As Ohio anticipates the gradual lifting of stay-at-home orders, food service providers are preparing for a season of dramatically increased need. The pandemic left hundreds of thousands of Ohioans unemployed, many of whom will not be able to return to work right away. Many Ohioans are still waiting on unemployment benefits.
The Foodbank, which supplies food to food pantries across the region, is facing ongoing declines in inventory. Normally, Dan says, 95% of the food they distribute is donated directly from retailers, wholesalers, manufacturers and distributors. That supply chain hasn’t been disrupted yet, but demand has increased — meaning the Foodbank is spending thousands of dollars buying food in bulk to give away.

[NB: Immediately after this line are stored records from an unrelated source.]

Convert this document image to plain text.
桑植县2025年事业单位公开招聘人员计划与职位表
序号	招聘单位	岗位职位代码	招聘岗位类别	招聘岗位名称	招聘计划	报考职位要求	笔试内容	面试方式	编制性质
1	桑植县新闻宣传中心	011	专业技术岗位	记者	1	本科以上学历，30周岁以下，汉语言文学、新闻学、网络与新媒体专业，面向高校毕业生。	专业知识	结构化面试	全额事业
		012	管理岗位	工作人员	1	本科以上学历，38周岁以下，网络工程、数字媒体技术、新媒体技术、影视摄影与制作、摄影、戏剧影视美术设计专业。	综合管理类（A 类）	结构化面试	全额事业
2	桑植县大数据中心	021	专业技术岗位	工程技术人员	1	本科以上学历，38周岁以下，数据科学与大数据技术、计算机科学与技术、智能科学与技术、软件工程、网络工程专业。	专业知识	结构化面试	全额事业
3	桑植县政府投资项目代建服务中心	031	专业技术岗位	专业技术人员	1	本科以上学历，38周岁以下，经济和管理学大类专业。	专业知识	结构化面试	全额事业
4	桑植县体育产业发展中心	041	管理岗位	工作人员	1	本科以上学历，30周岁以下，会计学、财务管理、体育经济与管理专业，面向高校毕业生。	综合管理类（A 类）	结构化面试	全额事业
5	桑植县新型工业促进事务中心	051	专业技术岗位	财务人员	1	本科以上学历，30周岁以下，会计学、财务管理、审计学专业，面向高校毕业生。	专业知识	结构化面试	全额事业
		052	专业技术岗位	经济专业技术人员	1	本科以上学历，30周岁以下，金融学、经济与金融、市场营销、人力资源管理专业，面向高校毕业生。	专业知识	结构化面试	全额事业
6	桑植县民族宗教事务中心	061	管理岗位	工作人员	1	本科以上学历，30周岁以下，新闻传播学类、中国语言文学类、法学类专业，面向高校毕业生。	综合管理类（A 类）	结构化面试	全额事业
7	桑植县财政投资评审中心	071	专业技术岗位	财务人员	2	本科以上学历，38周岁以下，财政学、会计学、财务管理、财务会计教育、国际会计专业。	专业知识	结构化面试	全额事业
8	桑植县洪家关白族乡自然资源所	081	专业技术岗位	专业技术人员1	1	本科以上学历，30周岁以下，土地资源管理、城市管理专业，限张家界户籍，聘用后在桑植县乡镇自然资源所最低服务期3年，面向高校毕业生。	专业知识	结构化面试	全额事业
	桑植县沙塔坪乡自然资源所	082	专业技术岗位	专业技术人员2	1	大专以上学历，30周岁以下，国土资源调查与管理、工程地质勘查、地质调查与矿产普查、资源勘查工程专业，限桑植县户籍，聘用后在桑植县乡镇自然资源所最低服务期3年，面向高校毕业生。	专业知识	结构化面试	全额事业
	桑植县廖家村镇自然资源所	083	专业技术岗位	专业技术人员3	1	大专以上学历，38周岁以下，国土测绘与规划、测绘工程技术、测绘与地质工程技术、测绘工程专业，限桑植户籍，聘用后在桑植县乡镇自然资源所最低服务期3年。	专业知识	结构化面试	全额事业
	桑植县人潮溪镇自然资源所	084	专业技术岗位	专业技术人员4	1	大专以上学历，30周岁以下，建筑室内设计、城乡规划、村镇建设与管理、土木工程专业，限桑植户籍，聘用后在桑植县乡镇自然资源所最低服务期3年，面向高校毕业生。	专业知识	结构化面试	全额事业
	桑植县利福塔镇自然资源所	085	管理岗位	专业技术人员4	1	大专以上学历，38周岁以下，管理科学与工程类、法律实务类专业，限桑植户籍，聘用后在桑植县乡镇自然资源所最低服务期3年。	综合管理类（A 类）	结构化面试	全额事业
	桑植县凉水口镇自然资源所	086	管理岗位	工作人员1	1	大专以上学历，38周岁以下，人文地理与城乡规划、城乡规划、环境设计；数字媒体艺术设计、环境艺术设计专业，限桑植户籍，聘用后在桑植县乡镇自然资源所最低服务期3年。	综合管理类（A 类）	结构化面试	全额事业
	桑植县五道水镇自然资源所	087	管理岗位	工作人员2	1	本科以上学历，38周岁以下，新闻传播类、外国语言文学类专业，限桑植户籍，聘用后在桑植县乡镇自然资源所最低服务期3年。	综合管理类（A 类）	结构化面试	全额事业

“There’s not going to be a charge to charities or people on any of that food, but it’s going to take six to eight weeks to get it here. And that’s the problem straight down the line,” Dan says. “Right now our inventory level is down. There’s more food on the way. And my concern is, over the next three to five weeks, how far down it will dip before those replenishments hit?”
Charities also run on donations, which may dry up as time goes on. “Even when everybody can go back to work, you know, there’s going to be places that aren’t going to reopen,” Michele says. “I’m worried about… will food still be available? If people donate to us now, will they not donate to us later in the year when they normally do?”
“A lot of us live two weeks away from the food pantry line,” Dan adds. “It’s been more than two weeks.”